Here on Pontiac Avenue, what's left of Isidore is shaking the trees outside. There's no rain and no real danger to it- it's just windy and unusually warm air. Nice night for a walk. I grab the discman and head out. 

The atmosphere outside is something eerie. For one, I didn't really see people. I saw people inside their buildings or driving by in their cars, but I felt very alone. The sky is lighter than the horizon, due to the low clouds and mist of the storm catching light from Cranston (and nearby Providence), making everything a little hazy and light. The treeline and everything beneath it is much darker than the gray-purplish wash in the sky. The streetlamps are casting an odd orange tinge over everything. Warm lights against cool shadows. Everything looks a bit like an oil painting.

Walking in a night like this, my imagination starts doing things to me. Some of them I like. The side effect is that my mind is a treacherous beast and can turn on me at any time. 

Three things terrified me.

The last, and least frightening, was when I got to the end point of my walk, before I turned around to come back. I walked into a parking lot and looked around at all the darkness and trees. The wind is turning the trees' branches into thousands of desperate grasping claws. I turn and face the building I've walked to the back of. The windows are all dark on the three-story structure, save for one- the main door. The double doors into the atrium are lit by an EXIT light. Everything inside is cast in dull bloody red. Nothing's moving, of course- it's an empty room. There was something very very unsettling about it. I enjoyed it for a moment, and turned back. 

Just five minutes before that, the second thing scared me. This was when I was walking near the local Burger King. On the right hand side of the road, there's nothing but unmowed suburban nature. Tall grass and weeds, some small saplings, thorns... You know the type. There was a large patch of waving grass under a streetlamp. There's a tall plant of some kind growing out of it. It's the kind with gnarled curled stalks that look like rope stretching out from a leafy mass. It's all waving in the wind. I catch this out of the corner of my eye and look up. It struck me as a great nighttime ocean scene: the grass was a roiling sea, lit by the moon, and from it was sprouting an enormous kraken, with arms slowly writhing over the waves. It frightened me, but it was magnificent. On the way back, I stood and watched it for a while more, imagining. 

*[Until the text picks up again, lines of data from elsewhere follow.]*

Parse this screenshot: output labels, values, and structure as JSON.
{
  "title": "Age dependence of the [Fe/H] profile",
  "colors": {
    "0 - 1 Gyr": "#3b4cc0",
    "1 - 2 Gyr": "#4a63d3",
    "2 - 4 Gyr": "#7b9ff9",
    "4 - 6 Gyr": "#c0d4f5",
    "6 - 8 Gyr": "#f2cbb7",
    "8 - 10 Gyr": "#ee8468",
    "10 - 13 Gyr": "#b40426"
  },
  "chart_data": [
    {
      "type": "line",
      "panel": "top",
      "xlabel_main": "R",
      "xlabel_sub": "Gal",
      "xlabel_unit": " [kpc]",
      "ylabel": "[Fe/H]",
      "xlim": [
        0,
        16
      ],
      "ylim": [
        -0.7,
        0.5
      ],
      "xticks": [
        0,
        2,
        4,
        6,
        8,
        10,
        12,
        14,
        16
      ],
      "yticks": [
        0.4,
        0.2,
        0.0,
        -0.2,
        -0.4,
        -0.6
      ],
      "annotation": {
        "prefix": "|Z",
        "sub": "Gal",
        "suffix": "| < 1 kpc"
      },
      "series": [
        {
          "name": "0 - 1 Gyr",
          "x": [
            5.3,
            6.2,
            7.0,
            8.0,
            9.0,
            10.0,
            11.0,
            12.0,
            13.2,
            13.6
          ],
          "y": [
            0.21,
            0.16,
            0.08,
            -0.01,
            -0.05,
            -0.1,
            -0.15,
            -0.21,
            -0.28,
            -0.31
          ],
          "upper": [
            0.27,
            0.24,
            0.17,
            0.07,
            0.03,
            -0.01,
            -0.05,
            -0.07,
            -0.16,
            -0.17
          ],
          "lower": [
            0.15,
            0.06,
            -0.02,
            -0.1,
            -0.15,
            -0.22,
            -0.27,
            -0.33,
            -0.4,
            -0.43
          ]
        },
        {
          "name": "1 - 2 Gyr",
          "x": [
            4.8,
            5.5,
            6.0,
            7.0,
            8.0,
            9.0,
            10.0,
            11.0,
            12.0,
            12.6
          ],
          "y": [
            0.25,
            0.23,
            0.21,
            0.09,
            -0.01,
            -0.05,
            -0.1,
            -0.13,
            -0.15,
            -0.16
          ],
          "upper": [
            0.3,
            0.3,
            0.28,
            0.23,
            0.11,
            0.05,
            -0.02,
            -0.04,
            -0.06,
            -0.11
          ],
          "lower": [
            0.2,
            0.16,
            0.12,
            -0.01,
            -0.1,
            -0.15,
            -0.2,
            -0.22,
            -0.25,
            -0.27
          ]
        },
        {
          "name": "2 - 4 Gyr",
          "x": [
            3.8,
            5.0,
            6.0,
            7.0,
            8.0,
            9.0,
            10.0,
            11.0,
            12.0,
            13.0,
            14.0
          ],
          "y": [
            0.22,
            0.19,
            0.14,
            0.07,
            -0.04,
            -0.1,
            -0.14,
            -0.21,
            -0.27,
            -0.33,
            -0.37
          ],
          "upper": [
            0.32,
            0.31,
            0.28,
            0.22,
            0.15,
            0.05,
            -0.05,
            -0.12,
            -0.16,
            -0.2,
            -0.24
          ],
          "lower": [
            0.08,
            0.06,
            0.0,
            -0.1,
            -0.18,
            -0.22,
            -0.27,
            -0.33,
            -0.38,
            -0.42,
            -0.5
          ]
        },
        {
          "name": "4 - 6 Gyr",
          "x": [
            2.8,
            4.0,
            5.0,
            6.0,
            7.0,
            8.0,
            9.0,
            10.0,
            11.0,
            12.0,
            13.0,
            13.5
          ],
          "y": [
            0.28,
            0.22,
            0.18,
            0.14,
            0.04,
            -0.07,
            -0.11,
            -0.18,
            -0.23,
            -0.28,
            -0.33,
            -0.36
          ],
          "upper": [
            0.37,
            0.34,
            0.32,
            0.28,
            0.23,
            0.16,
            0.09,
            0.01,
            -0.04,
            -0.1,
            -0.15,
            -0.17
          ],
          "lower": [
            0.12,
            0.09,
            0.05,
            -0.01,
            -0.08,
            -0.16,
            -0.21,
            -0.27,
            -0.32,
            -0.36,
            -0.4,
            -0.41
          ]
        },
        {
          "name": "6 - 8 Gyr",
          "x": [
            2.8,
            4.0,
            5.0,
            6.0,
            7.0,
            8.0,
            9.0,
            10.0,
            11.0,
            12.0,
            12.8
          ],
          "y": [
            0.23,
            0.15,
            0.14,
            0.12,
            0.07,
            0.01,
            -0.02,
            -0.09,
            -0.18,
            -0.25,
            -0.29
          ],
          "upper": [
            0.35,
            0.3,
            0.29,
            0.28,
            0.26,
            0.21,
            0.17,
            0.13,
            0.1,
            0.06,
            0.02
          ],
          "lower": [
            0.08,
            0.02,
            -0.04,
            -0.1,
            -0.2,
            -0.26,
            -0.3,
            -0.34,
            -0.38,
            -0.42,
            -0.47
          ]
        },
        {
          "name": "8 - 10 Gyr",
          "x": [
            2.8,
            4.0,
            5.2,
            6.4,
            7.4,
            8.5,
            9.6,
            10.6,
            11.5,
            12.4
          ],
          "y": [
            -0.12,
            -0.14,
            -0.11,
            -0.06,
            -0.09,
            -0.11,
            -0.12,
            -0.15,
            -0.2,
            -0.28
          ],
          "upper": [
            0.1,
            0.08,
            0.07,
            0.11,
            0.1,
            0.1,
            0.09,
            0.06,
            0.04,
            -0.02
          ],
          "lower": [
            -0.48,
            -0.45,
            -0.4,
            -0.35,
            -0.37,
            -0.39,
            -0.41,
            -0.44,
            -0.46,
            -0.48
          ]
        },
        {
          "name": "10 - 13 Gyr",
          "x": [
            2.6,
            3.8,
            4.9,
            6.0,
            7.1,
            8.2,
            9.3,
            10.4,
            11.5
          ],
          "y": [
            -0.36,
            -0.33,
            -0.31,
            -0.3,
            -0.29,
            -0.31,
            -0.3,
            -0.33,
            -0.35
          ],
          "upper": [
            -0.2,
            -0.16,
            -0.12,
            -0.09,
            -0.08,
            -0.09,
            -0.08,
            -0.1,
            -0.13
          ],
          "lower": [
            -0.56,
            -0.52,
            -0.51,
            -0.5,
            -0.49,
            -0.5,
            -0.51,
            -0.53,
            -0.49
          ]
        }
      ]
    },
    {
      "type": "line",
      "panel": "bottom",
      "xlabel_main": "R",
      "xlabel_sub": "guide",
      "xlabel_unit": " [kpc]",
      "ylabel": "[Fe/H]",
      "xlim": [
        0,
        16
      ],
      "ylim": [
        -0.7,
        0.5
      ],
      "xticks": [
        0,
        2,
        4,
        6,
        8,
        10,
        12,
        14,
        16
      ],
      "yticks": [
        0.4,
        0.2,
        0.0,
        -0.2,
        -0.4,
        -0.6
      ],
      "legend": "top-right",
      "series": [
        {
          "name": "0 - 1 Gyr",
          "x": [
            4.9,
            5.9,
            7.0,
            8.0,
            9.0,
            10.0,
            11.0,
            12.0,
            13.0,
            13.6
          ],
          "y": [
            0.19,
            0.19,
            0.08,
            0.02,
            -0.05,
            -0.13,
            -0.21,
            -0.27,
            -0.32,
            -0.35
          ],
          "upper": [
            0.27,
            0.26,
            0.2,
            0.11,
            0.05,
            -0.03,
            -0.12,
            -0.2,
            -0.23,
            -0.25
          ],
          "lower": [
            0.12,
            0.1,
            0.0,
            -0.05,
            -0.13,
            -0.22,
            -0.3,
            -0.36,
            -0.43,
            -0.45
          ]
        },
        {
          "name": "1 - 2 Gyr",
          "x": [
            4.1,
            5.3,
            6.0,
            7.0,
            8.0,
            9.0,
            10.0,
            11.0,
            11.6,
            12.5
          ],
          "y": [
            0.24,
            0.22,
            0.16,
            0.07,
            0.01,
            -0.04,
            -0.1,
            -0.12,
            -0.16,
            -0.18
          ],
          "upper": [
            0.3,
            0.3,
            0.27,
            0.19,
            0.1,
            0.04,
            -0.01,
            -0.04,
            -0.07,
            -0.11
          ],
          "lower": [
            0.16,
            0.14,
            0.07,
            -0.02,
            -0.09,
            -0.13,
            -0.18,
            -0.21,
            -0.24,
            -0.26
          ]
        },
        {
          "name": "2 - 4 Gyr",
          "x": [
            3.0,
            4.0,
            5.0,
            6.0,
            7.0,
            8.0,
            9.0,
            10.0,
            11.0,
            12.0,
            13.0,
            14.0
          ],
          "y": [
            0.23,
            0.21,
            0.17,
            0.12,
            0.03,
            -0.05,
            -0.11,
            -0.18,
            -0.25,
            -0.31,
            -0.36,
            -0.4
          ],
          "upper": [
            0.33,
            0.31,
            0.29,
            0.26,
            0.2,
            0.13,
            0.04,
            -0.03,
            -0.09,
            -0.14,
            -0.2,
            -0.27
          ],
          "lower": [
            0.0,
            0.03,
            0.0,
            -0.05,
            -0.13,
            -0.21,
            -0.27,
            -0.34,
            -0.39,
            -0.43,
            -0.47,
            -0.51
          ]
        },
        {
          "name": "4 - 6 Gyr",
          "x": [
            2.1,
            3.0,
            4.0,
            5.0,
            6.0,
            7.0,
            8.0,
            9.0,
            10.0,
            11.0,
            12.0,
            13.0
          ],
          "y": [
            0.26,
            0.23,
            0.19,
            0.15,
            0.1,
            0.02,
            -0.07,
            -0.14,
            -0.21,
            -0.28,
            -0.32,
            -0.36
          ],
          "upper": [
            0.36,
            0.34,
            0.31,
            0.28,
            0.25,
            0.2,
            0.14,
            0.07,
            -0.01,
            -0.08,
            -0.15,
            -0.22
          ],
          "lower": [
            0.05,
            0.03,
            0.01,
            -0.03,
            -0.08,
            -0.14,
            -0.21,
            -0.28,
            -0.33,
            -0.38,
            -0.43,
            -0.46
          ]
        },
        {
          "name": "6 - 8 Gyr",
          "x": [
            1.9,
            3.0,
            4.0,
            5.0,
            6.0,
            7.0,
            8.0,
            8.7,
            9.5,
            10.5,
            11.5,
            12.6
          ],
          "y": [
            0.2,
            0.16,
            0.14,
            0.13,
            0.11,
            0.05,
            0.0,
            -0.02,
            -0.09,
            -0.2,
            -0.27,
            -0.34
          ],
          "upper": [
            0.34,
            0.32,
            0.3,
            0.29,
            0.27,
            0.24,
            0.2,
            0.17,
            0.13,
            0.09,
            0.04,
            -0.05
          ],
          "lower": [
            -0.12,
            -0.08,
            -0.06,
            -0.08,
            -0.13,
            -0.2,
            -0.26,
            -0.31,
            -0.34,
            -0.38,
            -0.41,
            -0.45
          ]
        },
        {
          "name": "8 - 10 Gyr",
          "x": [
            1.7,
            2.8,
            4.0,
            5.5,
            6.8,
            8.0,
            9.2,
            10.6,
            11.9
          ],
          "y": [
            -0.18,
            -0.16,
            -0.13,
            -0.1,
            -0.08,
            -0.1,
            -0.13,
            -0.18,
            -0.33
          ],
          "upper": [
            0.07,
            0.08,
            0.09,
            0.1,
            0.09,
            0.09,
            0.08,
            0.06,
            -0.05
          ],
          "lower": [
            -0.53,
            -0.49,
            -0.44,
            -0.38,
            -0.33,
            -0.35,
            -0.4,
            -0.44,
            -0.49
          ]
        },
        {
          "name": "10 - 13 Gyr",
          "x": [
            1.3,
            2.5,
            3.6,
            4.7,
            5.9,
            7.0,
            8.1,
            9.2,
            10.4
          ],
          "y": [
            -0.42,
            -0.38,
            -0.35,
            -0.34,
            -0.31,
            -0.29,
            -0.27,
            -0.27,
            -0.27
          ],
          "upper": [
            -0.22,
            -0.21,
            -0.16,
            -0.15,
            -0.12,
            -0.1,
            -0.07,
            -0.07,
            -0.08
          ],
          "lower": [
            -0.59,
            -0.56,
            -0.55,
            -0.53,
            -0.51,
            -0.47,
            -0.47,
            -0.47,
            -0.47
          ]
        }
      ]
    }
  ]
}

The first thing I saw was not the good kind of scare. It was a moment of real terror. This was walking by a small abandoned schoolhouse. Its windows and doors are boarded up, and it's a fairly eerie sight even in daylight. To its side is a playground that's overrun with weeds and broken beer bottles. The playground is surrounded by chainlink fence. I'm walking by on the left, not paying any attention to it. On my right, two feet away, on the other side of the chainlink fence, a child leapt from the shadows and clutched at the fence. I gasp and turn my head to look at it. As I'm turning my head, it grabs the fence with puffy white fingers. The child is naked and dead. It's grinning with teeth at me. It's all white, and its flesh is bloated and wet around it like bread dough, or marshmallow. Its face is swollen and horrible. Bright white. The skin around the eyes has puffed out so that the eyes look like black buttons sewn into pillows. It clutches the fence and grins at me, swinging forward and back with some kind of excitement. When my head turns it's made of leaves. Just big fat leaves that were waving in the wind and blown forward to me by a gust. The "face" was an enormous leaf that had caught the glare of the nearby streetlamp as it rushed at me. 

I caught my breath and eventually began walking again.

Most of the walk was spent deciding if I would write this up as a brief story hour when I got back. My choice is based on that I want something left behind after tonight. I don't want to forget it. Something this horrible needs to be written down while it's fresh. I hope I can read it again sometime and get the same shiver from the little dead child that seemed so happy to see me.


----------